Banks 8am to 3.30pm Monday to Friday, Saturday mornings
Bars 5pm to late
Government offices 7.30am to 11.30am and 2pm to 5pm Monday to Friday
Museums Hours vary, but usually open seven days a week
Local Restaurants 6.30am to 9pm
International Restaurants 7am to 10pm or meal times
Shops 8am to 6pm
Local markets 6.30am to 5.30pm
Central Post Office A landmark, it is housed in a French-colonial classic just east of Wat Phnom.
ChildSafe There's a centre here for tourists to learn about best behaviour relating to child begging, the dangers of orphanage tours, exploitation and other risks to children (see www.thinkchildsafe.org for tips). You can also look out for the ChildSafe logo on remork-motos (tuk tuks) and hotels: this network of people are trained to protect children in Cambodia.
Visitor Information Centre Located on the riverfront near the Chatomuk Theatre in the Yi Sang Riverside, it doesn’t carry a whole lot of information. On the other hand, it does offer free internet access, free wi-fi, air-con and clean public toilets.
Travel with Children
With chaotic traffic, a lack of green spaces and sights that are predominantly morbid, Phnom Penh would not seem like the most child-friendly city. Think again, as there are plenty of little gems to help you pass the time with your children in the capital. Plus, most children love a remork-moto (tuk tuk) ride.
Some children also love Buddhist temples – especially colourful temples such as Wat Langka or Wat Ounalom, and hill temples like Wat Phnom or, beyond town, Udong. Shimmering gold Buddhas, shiny stupas, animal statues and the occasional monkey give children plenty of visual stimulation (hide little ones' eyes from potentially scary demons). The Royal Palace is similarly rich in Buddhist iconography.
Or consider renting bicycles and crossing the Mekong by ferry from the dock just north of the eastern end of Sihanouk Blvd. On the other side, smooth roads and trails lead 15km or so north to Smango, a guesthouse with decent food and a refreshing swimming pool. Best to check its website for exact directions. The Mekong island of Koh Dach is also a great place to explore by bicycle with very little traffic and some good refreshment stops.
Phnom Penh has decent public play spaces, including a playground northwest of the Cambodia–Vietnam Friendship Memorial in Wat Botum Park, and another playground just south of Wat Phnom. Swimming pools are another popular option in a hot, hot city: many hotels with pools allow outside guests to swim for a fee or a minimum spend. Kingdom Resort is a great option for those willing to make a short excursion (6km) out of town; it has a huge pool and some slides.

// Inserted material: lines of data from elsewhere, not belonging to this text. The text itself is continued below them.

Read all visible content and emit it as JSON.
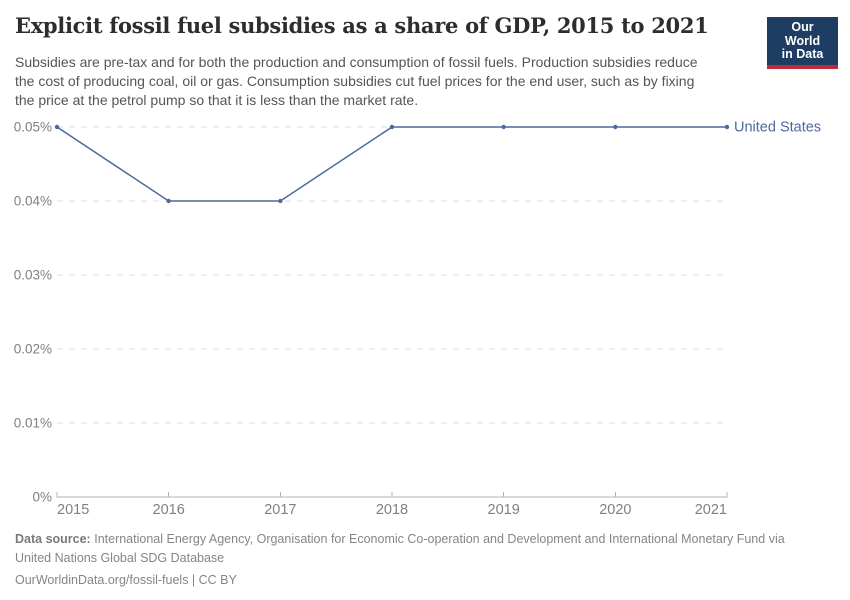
{
  "header": {
    "title": "Explicit fossil fuel subsidies as a share of GDP, 2015 to 2021",
    "subtitle": "Subsidies are pre-tax and for both the production and consumption of fossil fuels. Production subsidies reduce\nthe cost of producing coal, oil or gas. Consumption subsidies cut fuel prices for the end user, such as by fixing\nthe price at the petrol pump so that it is less than the market rate.",
    "logo": {
      "line1": "Our World",
      "line2": "in Data"
    }
  },
  "chart_data": {
    "type": "line",
    "x": [
      2015,
      2016,
      2017,
      2018,
      2019,
      2020,
      2021
    ],
    "x_labels": [
      "2015",
      "2016",
      "2017",
      "2018",
      "2019",
      "2020",
      "2021"
    ],
    "series": [
      {
        "name": "United States",
        "values": [
          0.05,
          0.04,
          0.04,
          0.05,
          0.05,
          0.05,
          0.05
        ],
        "color": "#4c6a9c"
      }
    ],
    "unit": "%",
    "ylim": [
      0,
      0.05
    ],
    "yticks": [
      {
        "value": 0,
        "label": "0%"
      },
      {
        "value": 0.01,
        "label": "0.01%"
      },
      {
        "value": 0.02,
        "label": "0.02%"
      },
      {
        "value": 0.03,
        "label": "0.03%"
      },
      {
        "value": 0.04,
        "label": "0.04%"
      },
      {
        "value": 0.05,
        "label": "0.05%"
      }
    ],
    "grid": "horizontal-dashed",
    "legend_position": "line-end-label"
  },
  "footer": {
    "source_label": "Data source:",
    "source_text": "International Energy Agency, Organisation for Economic Co-operation and Development and International Monetary Fund via\nUnited Nations Global SDG Database",
    "license_line": "OurWorldinData.org/fossil-fuels | CC BY"
  },
  "colors": {
    "accent_line": "#4c6a9c",
    "logo_bg": "#1d3d63",
    "logo_bar": "#bf2b3a",
    "grid_line": "#dcdcdc",
    "axis_line": "#b3b3b3",
    "tick_label": "#808080",
    "title_text": "#2d2d2d",
    "subtitle_text": "#555555",
    "footer_text": "#858585"
  }
}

Great for escaping the heat (or the rain), Kids City is a vast indoor play palace, with a world class Clip 'N' Climb climbing wall centre, an elaborate jungle gym, a science gallery and an ice rink. Younger children will enjoy Monkey Business, which offers slides, ball ponds and a small swimming pool, as well as wi-fi and a cafe for adults. Many of the restaurants and cafes in town are also notably child-friendly.
The most interesting attraction is beyond the city limits and makes a good day trip: Phnom Tamao Wildlife Rescue Centre, a rescue centre for Cambodia’s incredible wildlife.